Episode 2. Nutrition for New Mum's with Jenny Douglas
Today I’d like to introduce Jenny Douglas of Jumpstart Nutrition. A New Zealand based registered dietitian who is here to talk to us about nutrition for Mum’s. She covers pregnancy nutrition, has tips for new Mum’s to get the best start, plus great ideas for fussy eaters.
Jenny is a mother of two very active children and understands the challenges of fussy eating, food intolerance’s, and generally eating well with a busy lifestyle. She loves the power of food and how it interacts with our health, our mental state, and our social lives. Through her work, she helps clients feel confident in making nutrition decisions for their families.
Topics covered in the Interview include:
- If all else fails, what is the most important thing a new Mum should be focused on when it comes to nutrition?
- What kind of struggles do you see pregnant and new Mum’s face when it comes to nutrition?
- Are there any foods you know breastfeeding Mum’s often worry about but you don’t think they should?
- What foods should new Mum’s avoid?
- What supplements do you recommend for Mum’s, if any?
- What struggles do you often see Mum’s face when it comes to feeding their families?
- What is your top tip for a happy, healthy Mum?

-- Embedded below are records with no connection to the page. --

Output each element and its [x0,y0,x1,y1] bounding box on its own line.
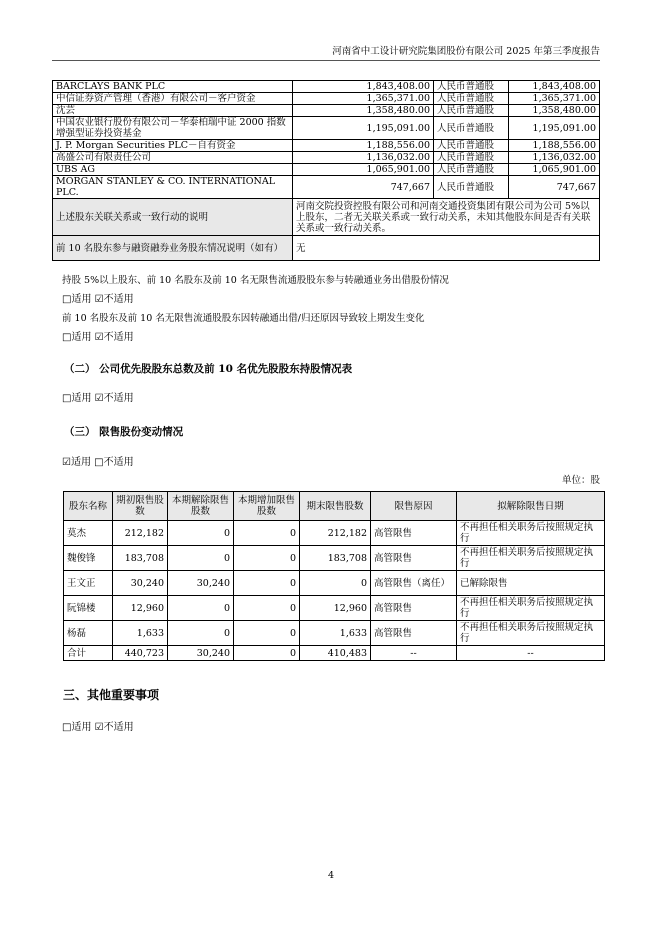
share-type: 人民币普通股 [434,117,509,140]
preferred-shares-title: （二） 公司优先股股东总数及前 10 名优先股股东持股情况表 [64,363,353,375]
share-amount: 1,358,480.00 [509,105,600,117]
total-added: 0 [234,646,300,661]
restriction-reason: 高管限售 [371,621,457,646]
column-header: 拟解除限售日期 [457,492,605,521]
share-amount: 1,136,032.00 [509,152,600,164]
total-released: 30,240 [168,646,234,661]
added-shares: 0 [234,571,300,596]
holder-row [53,140,600,152]
holder-name: 高盛公司有限责任公司 [53,152,293,164]
column-header: 期末限售股数 [300,492,371,521]
share-amount: 1,188,556.00 [509,140,600,152]
release-date: 不再担任相关职务后按照规定执行 [457,521,605,546]
change-option: □适用 ☑不适用 [62,332,134,343]
release-date: 不再担任相关职务后按照规定执行 [457,621,605,646]
holder-row [53,93,600,105]
shareholder-name: 杨磊 [64,621,113,646]
holder-name: 沈芸 [53,105,293,117]
section-option: □适用 ☑不适用 [62,722,134,733]
preferred-shares-option: □适用 ☑不适用 [62,393,134,404]
share-amount: 1,365,371.00 [509,93,600,105]
opening-restricted: 1,633 [113,621,168,646]
added-shares: 0 [234,546,300,571]
shareholder-name: 阮锦楼 [64,596,113,621]
closing-restricted: 1,633 [300,621,371,646]
page-number: 4 [327,870,335,881]
released-shares: 30,240 [168,571,234,596]
holder-row [53,164,600,176]
opening-restricted: 12,960 [113,596,168,621]
share-type: 人民币普通股 [434,105,509,117]
released-shares: 0 [168,621,234,646]
share-amount: 1,195,091.00 [509,117,600,140]
restriction-reason: 高管限售 [371,546,457,571]
unit-label: 单位：股 [561,475,600,486]
restricted-row [64,521,605,546]
share-type: 人民币普通股 [434,164,509,176]
release-date: 不再担任相关职务后按照规定执行 [457,546,605,571]
holder-quantity: 1,365,371.00 [293,93,434,105]
share-type: 人民币普通股 [434,152,509,164]
share-amount: 1,065,901.00 [509,164,600,176]
section-heading: 三、其他重要事项 [63,688,160,702]
opening-restricted: 30,240 [113,571,168,596]
restricted-row [64,621,605,646]
relation-text: 河南交院投资控股有限公司和河南交通投资集团有限公司为公司 5%以上股东，二者无关联关系或一致行动关系，未知其他股东间是否有关联关系或一致行动关系。 [293,199,600,236]
share-type: 人民币普通股 [434,81,509,93]
opening-restricted: 183,708 [113,546,168,571]
total-end: 410,483 [300,646,371,661]
restriction-reason: 高管限售（离任） [371,571,457,596]
holder-quantity: 1,136,032.00 [293,152,434,164]
holder-quantity: 1,358,480.00 [293,105,434,117]
shareholder-name: 王文正 [64,571,113,596]
holder-name: UBS AG [53,164,293,176]
column-header: 期初限售股数 [113,492,168,521]
added-shares: 0 [234,521,300,546]
restriction-reason: 高管限售 [371,521,457,546]
restricted-shares-option: ☑适用 □不适用 [62,457,134,468]
lending-option: □适用 ☑不适用 [62,294,134,305]
released-shares: 0 [168,546,234,571]
page-header: 河南省中工设计研究院集团股份有限公司 2025 年第三季度报告 [332,46,600,57]
holder-name: 中信证券资产管理（香港）有限公司－客户资金 [53,93,293,105]
added-shares: 0 [234,621,300,646]
relation-label: 上述股东关联关系或一致行动的说明 [53,199,293,236]
total-date: -- [457,646,605,661]
restricted-shares-title: （三） 限售股份变动情况 [64,426,184,438]
holder-row [53,105,600,117]
column-header: 本期增加限售股数 [234,492,300,521]
total-reason: -- [371,646,457,661]
holder-quantity: 1,188,556.00 [293,140,434,152]
margin-text: 无 [293,236,600,261]
restriction-reason: 高管限售 [371,596,457,621]
holder-name: J. P. Morgan Securities PLC－自有资金 [53,140,293,152]
shareholder-name: 魏俊锋 [64,546,113,571]
restricted-shares-table [63,491,605,661]
share-type: 人民币普通股 [434,93,509,105]
holder-row [53,81,600,93]
share-type: 人民币普通股 [434,176,509,199]
opening-restricted: 212,182 [113,521,168,546]
restricted-row [64,571,605,596]
total-label: 合计 [64,646,113,661]
lending-paragraph: 持股 5%以上股东、前 10 名股东及前 10 名无限售流通股股东参与转融通业务出借股份情况 [62,275,449,286]
added-shares: 0 [234,596,300,621]
header-rule [52,60,600,61]
restricted-row [64,546,605,571]
closing-restricted: 12,960 [300,596,371,621]
holder-name: 中国农业银行股份有限公司－华泰柏瑞中证 2000 指数增强型证券投资基金 [53,117,293,140]
closing-restricted: 0 [300,571,371,596]
total-start: 440,723 [113,646,168,661]
release-date: 已解除限售 [457,571,605,596]
top-holders-table [52,80,600,261]
column-header: 本期解除限售股数 [168,492,234,521]
closing-restricted: 212,182 [300,521,371,546]
holder-row [53,117,600,140]
margin-label: 前 10 名股东参与融资融券业务股东情况说明（如有） [53,236,293,261]
holder-quantity: 1,195,091.00 [293,117,434,140]
shareholder-name: 莫杰 [64,521,113,546]
share-amount: 747,667 [509,176,600,199]
release-date: 不再担任相关职务后按照规定执行 [457,596,605,621]
holder-row [53,176,600,199]
column-header: 限售原因 [371,492,457,521]
released-shares: 0 [168,521,234,546]
holder-quantity: 1,843,408.00 [293,81,434,93]
holder-quantity: 747,667 [293,176,434,199]
holder-name: BARCLAYS BANK PLC [53,81,293,93]
change-paragraph: 前 10 名股东及前 10 名无限售流通股股东因转融通出借/归还原因导致较上期发生变化 [62,313,425,324]
share-amount: 1,843,408.00 [509,81,600,93]
holder-quantity: 1,065,901.00 [293,164,434,176]
column-header: 股东名称 [64,492,113,521]
holder-name: MORGAN STANLEY & CO. INTERNATIONAL PLC. [53,176,293,199]
released-shares: 0 [168,596,234,621]
restricted-row [64,596,605,621]
closing-restricted: 183,708 [300,546,371,571]
holder-row [53,152,600,164]
share-type: 人民币普通股 [434,140,509,152]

5.50 Go with your cravings. I’m a true believer in don’t feel guilty for enjoying sweet things. Rather than feel guilty, ask why? Sometimes your body wants sweet things when it’s really tired, emotional or low in iron.
8.07 Breast feeding Mum’s often try to avoid allergen foods, like milk, nuts, gluten in case it goes through to the breast milk and cause problems. There is no research to suggest that breast feeding or pregnant mothers need to avoid those foods unless their baby is obviously reacting to them. And actually by avoiding them, you’re increasing your chances of your baby having allergies in the future. We know that if you can eat nuts in pregnancy and while breast feeding and introduce nuts between 6-12 months of age you reduce the risk of allergy, so avoiding foods is not something that we want.
11.50 Fussy eating is actually a normal developmental phase. It’s a normal process. We often have babies who love food. They start on solids at 6 months and just love it, and then at that toddler age, around 18 months- 2 years they become particular or worried about trying something new. And that’s actually a really useful thing for your toddler to do, because you don’t want them now that they’re all independent to be going outside and eating everything in the garden. So that developmental step is really useful and it’s how we ride it out that helps manage long term fussy eating.